Angehörige dürfen zeitweise darauf achten, dass die Medikamente regelmäßig eingenommen und Arzt- oder Therapietermine pünktlich wahrgenommen werden. Wenn der Erkrankte aufgeben will, können sie ihn zur Fortsetzung der Therapie ermuntern. Gleichgültig wie verschlossen, abweisend, klagend der Betroffene auch sein mag, er nimmt trotzdem sehr genau wahr, wie sich sein Gegenüber verhält, etwa ob dieser ihm zugewandt ist. Vor allem in der Zeit, bevor die Erkrankung erkannt wird, reagieren Freunde und Angehörige auf das abweisende Verhalten immer wieder verärgert, mit der Folge, dass der depressiv Erkrankte sich noch mehr zurückzieht. Er weiß sehr wohl, dass er für die Umgebung eine Belastung darstellt. Typischerweise hat der depressiv erkrankte Mensch nur einen schlechten Zugang zu seinen Gefühlen. So kann er seinen Dank nicht ausdrücken. Er kann krankheitsbedingt auf liebevolle Zuwendung nicht angemessen reagieren. Dies ist keine gezielt persönliche Missachtung des Helfenden. Er leidet selbst unter der Unfähigkeit, die eigenen Gefühle auszudrücken.

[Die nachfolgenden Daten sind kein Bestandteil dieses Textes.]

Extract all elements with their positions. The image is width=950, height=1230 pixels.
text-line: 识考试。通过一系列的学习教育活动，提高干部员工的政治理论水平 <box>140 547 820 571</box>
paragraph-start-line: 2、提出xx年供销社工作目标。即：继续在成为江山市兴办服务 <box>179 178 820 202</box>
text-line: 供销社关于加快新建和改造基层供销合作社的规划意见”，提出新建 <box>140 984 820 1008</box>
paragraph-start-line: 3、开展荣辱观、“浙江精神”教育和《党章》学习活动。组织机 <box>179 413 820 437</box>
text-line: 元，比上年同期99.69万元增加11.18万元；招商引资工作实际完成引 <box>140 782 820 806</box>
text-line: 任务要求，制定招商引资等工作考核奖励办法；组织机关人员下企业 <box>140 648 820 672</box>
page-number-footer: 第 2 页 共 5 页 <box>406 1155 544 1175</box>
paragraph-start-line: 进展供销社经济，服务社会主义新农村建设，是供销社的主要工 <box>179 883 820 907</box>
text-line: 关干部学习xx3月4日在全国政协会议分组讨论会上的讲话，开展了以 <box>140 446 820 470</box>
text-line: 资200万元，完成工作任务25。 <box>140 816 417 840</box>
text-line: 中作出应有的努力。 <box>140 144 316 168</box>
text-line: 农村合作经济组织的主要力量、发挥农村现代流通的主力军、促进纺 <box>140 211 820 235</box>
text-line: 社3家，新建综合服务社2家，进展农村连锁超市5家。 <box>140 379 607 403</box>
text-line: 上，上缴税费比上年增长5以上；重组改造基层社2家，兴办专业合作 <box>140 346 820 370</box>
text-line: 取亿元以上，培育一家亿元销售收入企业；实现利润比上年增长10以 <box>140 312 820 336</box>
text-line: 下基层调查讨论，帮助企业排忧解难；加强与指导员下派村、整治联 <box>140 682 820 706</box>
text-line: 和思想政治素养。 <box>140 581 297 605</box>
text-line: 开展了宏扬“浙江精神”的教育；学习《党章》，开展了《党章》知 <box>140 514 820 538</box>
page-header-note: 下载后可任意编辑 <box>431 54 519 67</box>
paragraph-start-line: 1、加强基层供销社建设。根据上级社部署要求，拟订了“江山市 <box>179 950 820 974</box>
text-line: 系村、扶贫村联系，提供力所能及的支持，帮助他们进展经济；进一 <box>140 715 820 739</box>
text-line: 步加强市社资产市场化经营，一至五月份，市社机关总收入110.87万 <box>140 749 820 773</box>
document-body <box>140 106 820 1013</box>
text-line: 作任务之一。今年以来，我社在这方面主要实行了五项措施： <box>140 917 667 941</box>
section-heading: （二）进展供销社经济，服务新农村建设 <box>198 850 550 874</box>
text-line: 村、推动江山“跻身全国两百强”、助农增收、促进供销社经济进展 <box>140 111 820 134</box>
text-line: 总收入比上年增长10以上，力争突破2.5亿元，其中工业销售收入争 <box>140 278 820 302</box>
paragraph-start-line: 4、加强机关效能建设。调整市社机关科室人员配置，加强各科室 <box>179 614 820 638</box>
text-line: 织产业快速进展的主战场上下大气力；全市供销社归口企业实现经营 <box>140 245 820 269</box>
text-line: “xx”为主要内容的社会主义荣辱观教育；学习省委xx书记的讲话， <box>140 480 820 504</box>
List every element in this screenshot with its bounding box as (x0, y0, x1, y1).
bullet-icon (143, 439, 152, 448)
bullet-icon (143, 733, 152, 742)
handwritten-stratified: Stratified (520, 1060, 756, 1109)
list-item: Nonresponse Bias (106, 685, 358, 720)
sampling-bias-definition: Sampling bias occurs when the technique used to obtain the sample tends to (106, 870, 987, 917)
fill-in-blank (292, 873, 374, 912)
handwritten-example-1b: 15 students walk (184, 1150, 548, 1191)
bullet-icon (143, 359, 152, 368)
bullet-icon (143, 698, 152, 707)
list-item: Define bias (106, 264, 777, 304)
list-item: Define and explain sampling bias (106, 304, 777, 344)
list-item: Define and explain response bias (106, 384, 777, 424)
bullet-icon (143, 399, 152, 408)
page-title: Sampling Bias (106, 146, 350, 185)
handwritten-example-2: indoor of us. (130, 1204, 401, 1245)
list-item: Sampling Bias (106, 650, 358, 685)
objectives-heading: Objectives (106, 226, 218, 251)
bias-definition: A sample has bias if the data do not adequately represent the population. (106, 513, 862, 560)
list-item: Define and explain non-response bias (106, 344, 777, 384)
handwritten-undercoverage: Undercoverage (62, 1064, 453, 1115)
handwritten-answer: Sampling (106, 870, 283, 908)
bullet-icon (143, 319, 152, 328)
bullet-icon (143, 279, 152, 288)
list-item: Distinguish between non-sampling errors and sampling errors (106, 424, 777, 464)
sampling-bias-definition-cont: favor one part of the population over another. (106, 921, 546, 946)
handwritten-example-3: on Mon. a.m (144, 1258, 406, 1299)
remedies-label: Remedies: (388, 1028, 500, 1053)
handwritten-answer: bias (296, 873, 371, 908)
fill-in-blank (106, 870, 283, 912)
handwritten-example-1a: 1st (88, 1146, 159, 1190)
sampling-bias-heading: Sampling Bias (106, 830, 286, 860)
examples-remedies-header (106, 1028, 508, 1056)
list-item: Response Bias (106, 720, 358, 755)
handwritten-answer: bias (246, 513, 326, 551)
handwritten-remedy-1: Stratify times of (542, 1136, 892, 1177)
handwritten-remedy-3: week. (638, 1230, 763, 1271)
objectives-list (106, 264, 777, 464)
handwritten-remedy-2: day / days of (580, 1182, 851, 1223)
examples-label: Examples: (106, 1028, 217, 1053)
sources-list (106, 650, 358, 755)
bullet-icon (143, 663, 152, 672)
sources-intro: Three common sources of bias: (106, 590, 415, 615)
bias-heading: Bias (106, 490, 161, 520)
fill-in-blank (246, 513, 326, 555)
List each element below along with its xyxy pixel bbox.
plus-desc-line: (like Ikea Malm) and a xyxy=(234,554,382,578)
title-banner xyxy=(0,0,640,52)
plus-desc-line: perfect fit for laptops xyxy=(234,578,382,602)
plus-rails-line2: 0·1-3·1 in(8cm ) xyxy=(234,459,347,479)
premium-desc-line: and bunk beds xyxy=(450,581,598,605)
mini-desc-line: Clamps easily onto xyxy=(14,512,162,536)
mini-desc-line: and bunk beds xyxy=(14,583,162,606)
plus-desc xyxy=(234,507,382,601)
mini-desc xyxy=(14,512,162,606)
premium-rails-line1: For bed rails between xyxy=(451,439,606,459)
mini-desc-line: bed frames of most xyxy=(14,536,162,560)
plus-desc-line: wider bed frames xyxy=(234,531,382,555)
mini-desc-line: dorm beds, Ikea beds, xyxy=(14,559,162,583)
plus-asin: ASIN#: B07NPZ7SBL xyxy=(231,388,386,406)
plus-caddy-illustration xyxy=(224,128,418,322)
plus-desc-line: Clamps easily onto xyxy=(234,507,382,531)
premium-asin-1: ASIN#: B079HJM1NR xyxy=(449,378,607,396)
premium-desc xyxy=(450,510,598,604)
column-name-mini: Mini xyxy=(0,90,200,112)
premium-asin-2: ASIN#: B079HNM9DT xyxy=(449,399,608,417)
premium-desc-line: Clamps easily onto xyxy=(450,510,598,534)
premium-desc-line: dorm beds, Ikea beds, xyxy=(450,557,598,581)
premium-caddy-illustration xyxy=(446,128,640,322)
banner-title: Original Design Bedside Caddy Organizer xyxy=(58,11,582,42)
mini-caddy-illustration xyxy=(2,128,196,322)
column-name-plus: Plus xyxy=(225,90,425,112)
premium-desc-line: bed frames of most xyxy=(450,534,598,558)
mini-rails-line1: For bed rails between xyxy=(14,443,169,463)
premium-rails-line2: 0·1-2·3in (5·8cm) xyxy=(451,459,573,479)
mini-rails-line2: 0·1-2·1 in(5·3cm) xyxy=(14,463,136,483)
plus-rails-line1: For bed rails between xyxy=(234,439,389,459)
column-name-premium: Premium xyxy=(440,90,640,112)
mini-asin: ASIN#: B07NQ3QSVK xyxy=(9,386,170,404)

Einen Menschen durch die Depression hindurch zu begleiten kostet viel Kraft. Die Grenze der Belastbarkeit ist erreicht, wenn die eigenen Kräfte drohen zu Ende zu gehen. Wir dürfen als Partner oder Helfer nicht alle unsere Bedürfnisse völlig zurückstellen. Deshalb sollten Helfer immer auch noch ihre eigenen Interessen und Hobbys betreiben. Keinem Kranken ist geholfen, wenn die Helfer sich überfordern und irgendwann selbst zusammenbrechen. Als Begleiter sollten wir rechtzeitig die für uns nötige Hilfe anfordern. Nur wer sich auch selbst noch einen Ausgleich gönnt, sich Auszeiten nimmt und Kontakte nach draußen pflegt, wird die Zeit, Kraft und Ausdauer aufbringen, die zu einer längerfristigen Begleitung des depressiv Erkrankten nötig ist.